Simbolisasi dilakukan dengan penandatanganan berita acara penyerahan 20 unit CTPS. Wahyu menyampaikan alat CTPS ini merupakan hasil kerjasama antara Direktorat Jendral Industri Kecil Menengah dan Aneka (IKMA) Kementerian Perindustrian, Dinas Perindustrian Provinsi Kalimantan Selatan (Kalsel) dan Koperindag Batola.

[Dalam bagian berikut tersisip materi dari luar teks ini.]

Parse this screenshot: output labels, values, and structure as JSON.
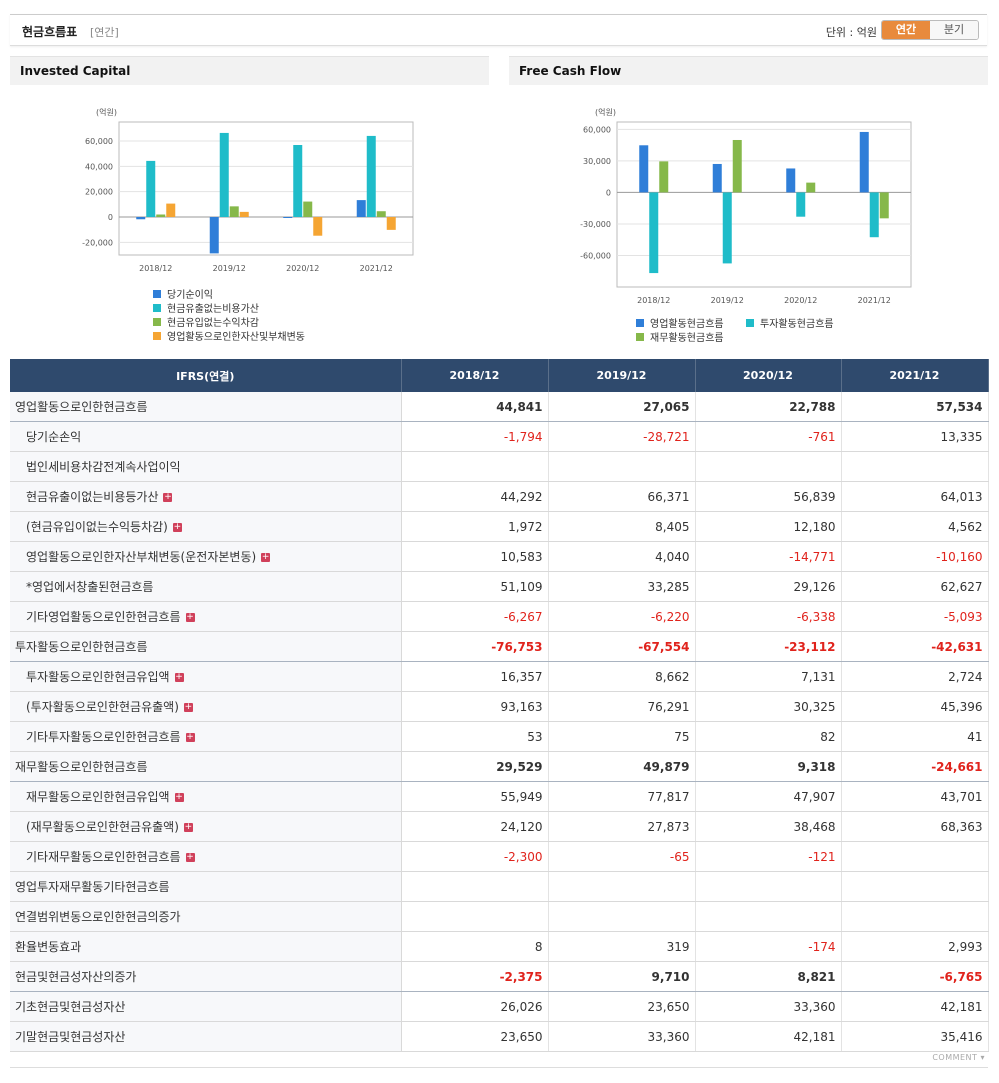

“Para peserta bimtek adalah para pengrajin Batola yang selama pandemi Covid-19 ini mengalami penurunan tingkat perekonomian,” papar Wahyu.Alat CTPS ini sendiri menggunakan mekanisme yang membuat pengguna tidak perlu menyentuh bagian apapun di alat CTPS menggunakan tangan. “Ada dua pedal mekanis yang kalau kita injak akan mengeluarkan sabun dan air di pedal yang lain,” terang Wahyu.Selanjutnya alat CTPS ini akan disebarkan ke masjid-mesjid dan beberapa kantor kecamatan di Batola.

Camat Anjir Pasar, Anjir Muara, dan Cerbon secara simbolis menerima alat CTPS yang diserahkan langsung Bupati Hj Noormiliyani AS. Selain itu berhadir pula pengurus masjid Al-Anwar Marabahan yang mewakili pihak rumah ibadah dalam menerima alat CTPS ini.

Bupati Hj Noormiliyani AS menyambut baik atas terciptanya alat CTPS ini. Ia mengatakan, memang seharusnya fasilitas cuci tangan selama pandemic menggunakan mekanisme semacam ini.“Bagus ini, masyarakat jadi tidak perlu menyentuh penutup karena selepas cuci tangan, sehingga lebih hegienis dan meminimalisasi penyebaran Covid-19,” terang mantan Ketua DPRD Provinsi Kalsel itu.

Bupati memang sedang gencar-gencarnya mengingatkan masyarakat untuk selalu menerapkan protokol kesehatan dengan menerapkan 3M, yaitu mencuci tangan, memakai masker dan menjaga jarak. Selain itu Noormiliyani meminta alat ini difokuskan untuk diletakan di lokasi fasilitas umum seperti masjid-mesjid yang ada di Batola.